Flash Infos : On se rappelle que dans le cadre de la commémoration de l’abolition de l’esclavage, vous avez écrit et mis en scène, respectivement en 2004, «Libertés», « Bakar Kusu», en 2001, et en 2007 « Macuas ». Les trois œuvres traitaient du thème de l’esclavage dans l’histoire de Mayotte. Quel est le regard que vous portez sur ce sujet 25 ans après votre première œuvre ?
Alain Kamal Martial : A une époque où ma génération avait besoin de repères, il fallait donc un récit et une représentation scénique capables de porter un narratif. Il me semble que ces trois œuvres de jeunesse avaient eu le mérite de lever le voile sur ce sujet encore tabou à Mayotte à cette époque.
25 après, on parle un peu plus d’esclavage. On continue encore à commémorer chaque année. Mais j’ai comme l’impression que l’on a cessé de donner du sens à l’histoire, notamment ici, à l’histoire de l’esclavage à Mayotte. Je crois que c’est parce que ce travail d’écriture et de représentation publique n’a pas été poursuivi par d’autres écrivains et d’autres troupes de théâtre. Ce silence a créé un creuset qui laisse une confusion encore très grande malheureusement au sein de la société.

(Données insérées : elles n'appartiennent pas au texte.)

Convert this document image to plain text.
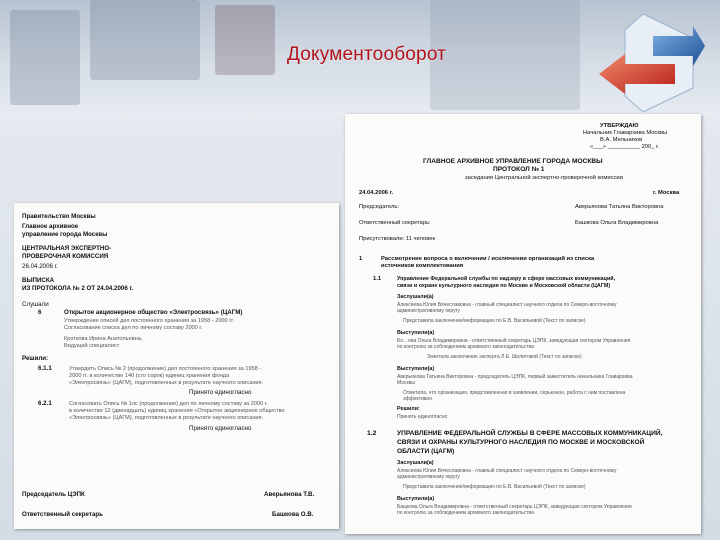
Документооборот
Правительство Москвы
Главное архивное
управление города Москвы
ЦЕНТРАЛЬНАЯ ЭКСПЕРТНО-
ПРОВЕРОЧНАЯ КОМИССИЯ
26.04.2006 г.
ВЫПИСКА
ИЗ ПРОТОКОЛА № 2 ОТ 24.04.2006 г.
Слушали
6	Открытое акционерное общество «Электросвязь» (ЦАГМ)
Утверждение описей дел постоянного хранения за 1958 - 2000 гг.
Согласование списка дел по личному составу 2000 г.
Кроткова Ирина Анатольевна,
Ведущий специалист
Решили:
6.1.1	Утвердить Опись № 2 (продолжение) дел постоянного хранения за 1958 -
2000 гг. в количестве 140 (сто сорок) единиц хранения фонда
«Электросвязь» (ЦАГМ), подготовленных в результате научного описания.
Принято единогласно
6.2.1	Согласовать Опись № 1лс (продолжение) дел по личному составу за 2000 г.
в количестве 12 (двенадцать) единиц хранения «Открытое акционерное общество
«Электросвязь» (ЦАГМ), подготовленных в результате научного описания.
Принято единогласно
Председатель ЦЭПК	Аверьянова Т.В.
Ответственный секретарь	Башкова О.В.
УТВЕРЖДАЮ
Начальник Главархива Москвы
В.А. Мельников
«___» __________ 200_ г.
ГЛАВНОЕ АРХИВНОЕ УПРАВЛЕНИЕ ГОРОДА МОСКВЫ
ПРОТОКОЛ № 1
заседания Центральной экспертно-проверочной комиссии
24.04.2006 г.	г. Москва
Председатель:	Аверьянова Татьяна Викторовна
Ответственный секретарь:	Башкова Ольга Владимировна
Присутствовали: 11 человек
1	Рассмотрение вопроса о включении / исключении организаций из списка
источников комплектования
1.1	Управление Федеральной службы по надзору в сфере массовых коммуникаций,
связи и охране культурного наследия по Москве и Московской области (ЦАГМ)
Заслушали(а)
Алексеева Юлия Вячеславовна - главный специалист научного отдела по Северо-восточному
административному округу
Представила заключение/информацию по Е.В. Васильевой (Текст по записке)
Выступили(а)
Бо…ова Ольга Владимировна - ответственный секретарь ЦЭПК, заведующая сектором Управления
по контролю за соблюдением архивного законодательства
Зачитала заключение эксперта Л.Е. Шолитовой (Текст по записке)
Выступили(а)
Аверьянова Татьяна Викторовна - председатель ЦЭПК, первый заместитель начальника Главархива
Москвы
Отметила, что организация, представленная в заявлении, серьезное, работа с ним поставлена
эффективно
Решили:
Принять единогласно
1.2	УПРАВЛЕНИЕ ФЕДЕРАЛЬНОЙ СЛУЖБЫ В СФЕРЕ МАССОВЫХ КОММУНИКАЦИЙ,
СВЯЗИ И ОХРАНЫ КУЛЬТУРНОГО НАСЛЕДИЯ ПО МОСКВЕ И МОСКОВСКОЙ
ОБЛАСТИ (ЦАГМ)
Заслушали(а)
Алексеева Юлия Вячеславовна - главный специалист научного отдела по Северо-восточному
административному округу
Представила заключение/информацию по Е.В. Васильевой (Текст по записке)
Выступили(а)
Бащкова Ольга Владимировна - ответственный секретарь ЦЭПК, заведующая сектором Управления
по контролю за соблюдением архивного законодательства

F.I. : Vous parlez de confusion. De quelle confusion s’agit-il ?
A.K.M. : Relativement à l’histoire de Mayotte, nous nous mettons à confondre encore l’esclavage lignager, l’engagisme et la traite négrière. En effet, contrairement aux Antilles et à La Réunion, voire les autres Outremers françaises, la société mahoraise ne nait pas du fait de la traite négrière. Mayotte est peuplée depuis au moins le VIème siècle. Durant l’époque des fanis ou des cités-Etats, du VIème au XIVème siècle, et durant tout son sultanat, du XIVème au XIXème siècle, durant l’époque sombre des planteurs macuas (engagés ou esclaves) à la dernière moitié du XIXème siècle, la nature de la servitude n’est pas la même.
Que commémorons-nous à Mayotte ? La fin de l’esclavage lignager ? La fin de l’engagisme ? La fin de la traite négrière ? Sommes-nous alignés aux Antilles et à La Réunion ? De quelle servitude parlons-nous ? Quelle fut la part de responsabilité des fanis et sultans de Mayotte ? Quelle fut celle des sociétés coloniales présentes dans l’île depuis 1843 ?

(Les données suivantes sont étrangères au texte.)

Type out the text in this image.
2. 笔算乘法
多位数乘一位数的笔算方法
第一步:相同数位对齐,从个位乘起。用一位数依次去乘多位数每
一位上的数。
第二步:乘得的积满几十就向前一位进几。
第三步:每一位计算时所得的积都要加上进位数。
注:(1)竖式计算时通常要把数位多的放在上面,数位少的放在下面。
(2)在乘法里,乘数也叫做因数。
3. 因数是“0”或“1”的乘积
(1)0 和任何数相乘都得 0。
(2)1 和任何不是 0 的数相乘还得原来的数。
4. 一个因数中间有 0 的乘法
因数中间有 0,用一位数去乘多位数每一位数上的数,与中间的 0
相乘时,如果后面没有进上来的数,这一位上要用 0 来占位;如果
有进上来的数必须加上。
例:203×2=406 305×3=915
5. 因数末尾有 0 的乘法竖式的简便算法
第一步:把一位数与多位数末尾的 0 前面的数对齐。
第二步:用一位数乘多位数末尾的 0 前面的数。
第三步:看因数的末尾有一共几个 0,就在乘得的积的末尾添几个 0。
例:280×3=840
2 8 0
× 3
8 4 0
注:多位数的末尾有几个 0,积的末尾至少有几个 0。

F.I. : Quel est le sens de la tragédie ? Et pourquoi pensez-vous que ce genre rend mieux compte des grandes questions de l’histoire notamment, ici, l’esclavage ou la traite négrière ?
A.K.M. : Nous devons nous entendre sur cette vérité : Ce n’est pas le chaos de son histoire qui anéantit une société mais l’oubli de ses drames. Toute société est semblable à la métaphore du sphinx dans l’Œdipe de Sophocle ou de l’Ainsi parlait Zarathoustra de Neiesztche. «De nos cendres, nous renaissons.»
La tragédie quand elle est collective, les cendres issues du chaos et de la violence de l’histoire sont incorporées par l’artiste et son œuvre. Par le récit, elles sont restituées au peuple pour éloigner l’oubli. Les cendres sont la mémoire collective qui fonde les communautés humaines et leur conscience d’appartenance.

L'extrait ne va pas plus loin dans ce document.